Filosofie dell'età moderna, le grandi vite dei "lustrascarpe della posterità"


La recensione
Esce per Einaudi il saggio di Giuseppe D’Anna e Gianluca Garelli opera a più voci che introduce alle vicende della modernità filosofica europea
«I filosofi (i cosiddetti re del mondo) sono in verità soltanto i lustrascarpe della posterità», afferma, con asprigna acuzie, Georg Lichtenberg in uno dei suoi aforismi, forse avendo di mira la Historia critica philosophiae di Jacob Brucker, uscita in quel medesimo 1742 nel quale egli era venuto al mondo, e che aveva presentato la storia della filosofia come progressiva affermazione delle conquiste della ragione. Una prosopografia dalla duratura fortuna, che, diversamente dalle lezioni hegeliane sulla storia della filosofia, ritenne che questa dovesse essere sempre improntata, nella sua forma e nel suo contenuto «dalla personalità e dal carattere dell’individuo».
Si sarebbe tentati di ravvisare un sainte-beuvismo ante litteram, in questa scelta di spiegare un pensiero, considerando anzitutto la vita del suo autore. Decisione che quando non sia surrettizia o truccata, appare tutt’altro che riprovevole e tanto meno inconsueta, se solo si pensa alla civiltà letteraria greca e latina, dove ogni biografia conteneva una certa concezione della filosofia; ma soprattutto scientificamente legittima; anzi commendevole. Un tale metodo d’indagine permetterebbe infatti tanto d’evitare la doppia ignominia d’una sterile erudizione e d’una falsa familiarità, quanto di restituire ad un autore – si dirà con Gilles Deleuze – «un po’ di quella gioia, di quella forza, di quella vita politica e di amore che lui ha saputo donare, inventare». Benché non sempre possibile, la biografia filosofica, nel suo mirare a facilitare la comprensione di una certa persona in quanto filosofo, sarebbe insomma «una buona cosa» – com’ebbe ad affermare, con sinteticità anglosassone, James Conant, ragionando lustri fa dei rapporti fra filosofia e biografia, e come ora conferma il volume, a cura di Giuseppe D’Anna e Gianluca Garelli, “Filosofie dell’età moderna”, appena pubblicato da Einaudi. Opera a più voci che introduce alle vicende della modernità filosofica europea, prendendo le mosse dalle istanze che ne ispirano le origini umanistico-rinascimentali, per concludersi con una disamina delle tendenze speculative che animarono l’“età di Goethe”, attraverso una distesa illustrazione degli autori e dei concetti più rilevanti, senza omettere di presentare e postillare, di ciascun filosofo, i testi più significativi. Sì che il lettore si trova ad essere coadiuvato, nel suo studio, dal «candore prospettico del commento»: da uno splanamento giudizioso, che non cede mai alle didascaliche semplificazioni dell’assistenzialismo pedagogico, da cui si smarca anche con la determinazione di spazi tanto sobri quanto essenziali di riflessione teoretica.
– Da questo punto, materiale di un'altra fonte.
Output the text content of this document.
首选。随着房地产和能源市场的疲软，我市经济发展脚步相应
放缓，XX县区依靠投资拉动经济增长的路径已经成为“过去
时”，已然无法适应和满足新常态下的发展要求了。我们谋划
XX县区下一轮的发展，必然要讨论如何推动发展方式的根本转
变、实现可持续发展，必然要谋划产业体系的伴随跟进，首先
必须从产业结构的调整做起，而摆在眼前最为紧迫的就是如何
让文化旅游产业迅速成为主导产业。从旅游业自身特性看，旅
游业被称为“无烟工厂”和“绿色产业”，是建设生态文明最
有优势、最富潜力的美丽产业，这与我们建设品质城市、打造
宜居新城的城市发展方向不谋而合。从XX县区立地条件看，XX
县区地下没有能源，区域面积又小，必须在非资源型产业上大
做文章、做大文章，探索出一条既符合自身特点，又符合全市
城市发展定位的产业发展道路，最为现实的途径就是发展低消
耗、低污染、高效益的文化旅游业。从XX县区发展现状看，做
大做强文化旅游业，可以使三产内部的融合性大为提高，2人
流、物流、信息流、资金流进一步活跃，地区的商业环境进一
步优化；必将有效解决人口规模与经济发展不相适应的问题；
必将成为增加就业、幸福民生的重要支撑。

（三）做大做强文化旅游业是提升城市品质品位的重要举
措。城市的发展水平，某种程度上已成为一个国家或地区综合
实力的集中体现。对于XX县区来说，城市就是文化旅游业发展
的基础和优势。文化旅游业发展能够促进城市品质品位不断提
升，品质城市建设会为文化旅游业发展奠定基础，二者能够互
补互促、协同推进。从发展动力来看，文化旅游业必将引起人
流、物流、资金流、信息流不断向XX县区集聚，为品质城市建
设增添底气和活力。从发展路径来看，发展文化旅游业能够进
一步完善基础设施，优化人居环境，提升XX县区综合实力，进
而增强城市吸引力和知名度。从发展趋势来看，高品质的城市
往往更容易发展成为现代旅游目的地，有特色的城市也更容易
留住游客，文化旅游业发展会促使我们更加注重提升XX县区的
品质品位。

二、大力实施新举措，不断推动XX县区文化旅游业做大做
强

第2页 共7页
Tali si mostrano i profili biografici che suggellano ciascuna delle tre parti di cui si compone l’opera, e che non soltanto sembrano coincidere per più versi con un récit, nel solco d’una tradizione che muove da Diogene Laerzio e prosegue fino a Pierre Michon, ma pure, riversando l’opera ed il pensiero di un autore sulla vita, consentono di recuperare al termine “bio-grafia” un senso, conforme alla sua etimologia, che fa sì che l’Io si scopra essere soltanto un “Io di carta”. Dal momento che la “soggettività”, quale assisa dell’Età Moderna, si trova coinvolta in una serie di sopravvenienze, di accadimenti impreveduti che la conducono sempre più spesso altrove, nel «paese del mantello e dell’ombra»: decostruita, disunita, dirottata, senza sostegno, senz’appiglio. Una soggettività in congedo e in annuncio, nella quale si riflette il trascorrere dall’età classica, incline a preparare l’uomo a conoscere sé stesso, a quella moderna, preda della perturbante paura che l’uomo ispira al proprio Io.